Thustra had five weeks to prepare for the City Hall show, he said, and was exhausted by last Friday evening. Perhaps even more tired, though, was his manager, Breezy Culbertson.

“I did everything for this except paint,” said Culbertson, who co-owns Needles & Pens, the art gallery/DIY goods and zine shop where Thustra’s works are featured.

For Culbertson, the sweat off her brow was worth it just so Thustra’s art got “out there,” she said.

“His work is unique because it has a point; it’s not just a pretty picture,” said Culbertson. “Sometimes it’s shoved down your throat and sometimes it’s hidden behind a poor, white horsy, but it’s all amazing.”

Thustra said his paintings are fairly clear, and that his inspiration often comes from disenfranchised San Franciscans, including himself.

“It’s about the problems with the system,” said Thustra. “But it’s also about celebrating, about waking up in the morning and being thankful for what freedoms we do have.”

One of the most popular of Thustra’s pieces was a map of San Francisco, titled, “The New, New San Francisco, More like Everywhere Else than Ever Before.” Near the South of Market area he painted, “More, More Mini Malls,” and towards the Mission District he had, “More Bigger Parking Our Favorite Corporate Flagship Stores.”

Mirkarimi pointed to that painting when he told Beyond Chron that he was considering buying one or two of Thustra’s works.
“I think this is great art, I love his pieces,” said Mirkarimi, who spoke of the drastic change between this month’s exhibit and the one in August, which had an Iranian theme.

When asked what prompted the supervisor to encourage Thustra to exhibit at City Hall, Mirkarimi said, “I saw examples of his work and just said, “Yes.””

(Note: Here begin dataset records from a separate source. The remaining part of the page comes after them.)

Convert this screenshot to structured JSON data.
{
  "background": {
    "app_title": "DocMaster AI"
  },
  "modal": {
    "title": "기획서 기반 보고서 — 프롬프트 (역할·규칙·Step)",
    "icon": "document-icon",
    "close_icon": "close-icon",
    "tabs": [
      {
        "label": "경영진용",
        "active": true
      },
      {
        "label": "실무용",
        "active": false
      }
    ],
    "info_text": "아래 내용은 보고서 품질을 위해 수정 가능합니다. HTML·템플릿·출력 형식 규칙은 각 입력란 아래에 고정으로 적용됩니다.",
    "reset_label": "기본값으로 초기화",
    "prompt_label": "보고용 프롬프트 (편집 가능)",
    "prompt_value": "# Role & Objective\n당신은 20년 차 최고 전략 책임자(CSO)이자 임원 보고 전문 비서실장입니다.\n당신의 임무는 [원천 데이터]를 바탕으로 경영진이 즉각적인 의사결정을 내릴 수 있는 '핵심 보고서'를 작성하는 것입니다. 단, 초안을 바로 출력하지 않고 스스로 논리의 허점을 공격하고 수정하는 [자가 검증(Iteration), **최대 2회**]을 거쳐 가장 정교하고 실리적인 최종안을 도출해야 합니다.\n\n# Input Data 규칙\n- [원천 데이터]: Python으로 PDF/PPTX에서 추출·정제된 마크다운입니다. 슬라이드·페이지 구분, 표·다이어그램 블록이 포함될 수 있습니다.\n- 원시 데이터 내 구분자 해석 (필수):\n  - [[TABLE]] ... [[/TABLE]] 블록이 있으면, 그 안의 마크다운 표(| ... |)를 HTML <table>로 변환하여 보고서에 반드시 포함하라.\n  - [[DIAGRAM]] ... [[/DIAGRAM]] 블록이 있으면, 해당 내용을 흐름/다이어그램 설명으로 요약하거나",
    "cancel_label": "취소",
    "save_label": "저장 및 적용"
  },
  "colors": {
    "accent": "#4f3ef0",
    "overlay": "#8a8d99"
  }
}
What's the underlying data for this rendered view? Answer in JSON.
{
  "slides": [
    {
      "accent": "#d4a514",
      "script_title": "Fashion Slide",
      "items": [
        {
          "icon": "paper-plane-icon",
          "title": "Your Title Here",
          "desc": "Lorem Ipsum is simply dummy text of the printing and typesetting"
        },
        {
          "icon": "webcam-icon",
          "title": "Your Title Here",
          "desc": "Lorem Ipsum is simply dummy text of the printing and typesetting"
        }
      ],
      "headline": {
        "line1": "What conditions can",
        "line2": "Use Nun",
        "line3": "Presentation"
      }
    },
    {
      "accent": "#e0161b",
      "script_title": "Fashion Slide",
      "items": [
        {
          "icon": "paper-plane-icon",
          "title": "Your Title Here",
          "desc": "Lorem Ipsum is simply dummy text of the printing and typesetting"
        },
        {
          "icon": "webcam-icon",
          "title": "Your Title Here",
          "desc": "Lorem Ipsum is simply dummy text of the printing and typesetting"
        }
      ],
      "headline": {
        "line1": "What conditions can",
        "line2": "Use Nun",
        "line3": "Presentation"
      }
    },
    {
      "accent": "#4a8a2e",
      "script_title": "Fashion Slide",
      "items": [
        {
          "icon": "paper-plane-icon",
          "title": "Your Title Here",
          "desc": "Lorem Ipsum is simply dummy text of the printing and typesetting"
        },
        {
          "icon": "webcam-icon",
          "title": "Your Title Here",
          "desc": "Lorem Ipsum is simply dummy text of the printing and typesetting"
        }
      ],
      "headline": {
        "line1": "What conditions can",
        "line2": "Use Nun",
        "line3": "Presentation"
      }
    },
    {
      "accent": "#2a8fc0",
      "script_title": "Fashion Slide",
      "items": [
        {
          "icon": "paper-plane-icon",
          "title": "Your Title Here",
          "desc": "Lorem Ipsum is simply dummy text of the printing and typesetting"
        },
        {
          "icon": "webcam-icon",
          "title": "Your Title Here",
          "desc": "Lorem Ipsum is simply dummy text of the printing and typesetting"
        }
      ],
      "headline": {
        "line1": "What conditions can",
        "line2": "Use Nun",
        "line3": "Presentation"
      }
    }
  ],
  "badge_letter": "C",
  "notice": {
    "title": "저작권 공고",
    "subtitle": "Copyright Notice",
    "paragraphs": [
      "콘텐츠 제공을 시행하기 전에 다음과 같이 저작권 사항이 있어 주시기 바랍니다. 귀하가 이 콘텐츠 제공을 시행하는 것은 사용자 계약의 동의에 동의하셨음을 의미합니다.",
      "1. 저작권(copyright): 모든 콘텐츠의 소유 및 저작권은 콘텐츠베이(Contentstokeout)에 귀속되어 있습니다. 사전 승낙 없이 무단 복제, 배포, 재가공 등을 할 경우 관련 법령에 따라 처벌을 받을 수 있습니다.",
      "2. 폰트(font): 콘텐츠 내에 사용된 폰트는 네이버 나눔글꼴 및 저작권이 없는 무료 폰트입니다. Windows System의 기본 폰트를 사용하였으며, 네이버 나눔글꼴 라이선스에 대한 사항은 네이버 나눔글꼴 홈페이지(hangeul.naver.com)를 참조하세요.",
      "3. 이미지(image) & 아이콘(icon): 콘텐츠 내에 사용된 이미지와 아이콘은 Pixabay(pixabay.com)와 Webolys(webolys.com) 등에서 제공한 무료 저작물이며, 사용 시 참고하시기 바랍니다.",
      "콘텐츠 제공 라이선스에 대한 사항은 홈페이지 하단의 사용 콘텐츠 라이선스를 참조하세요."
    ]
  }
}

The same reaction was had by Thustra’s friend and fellow artist Bill Daniel. The photographer, who lives in the Mission, said he first noticed Thustra’s art when it began popping up in the neighborhood. He compared it to the awareness that you get when an old neighbor moves out or a new building goes up.
“There’s just certain kind of graffiti that you notice,” said Daniel. “And what’s up here today is going to be really important to the history of our city.”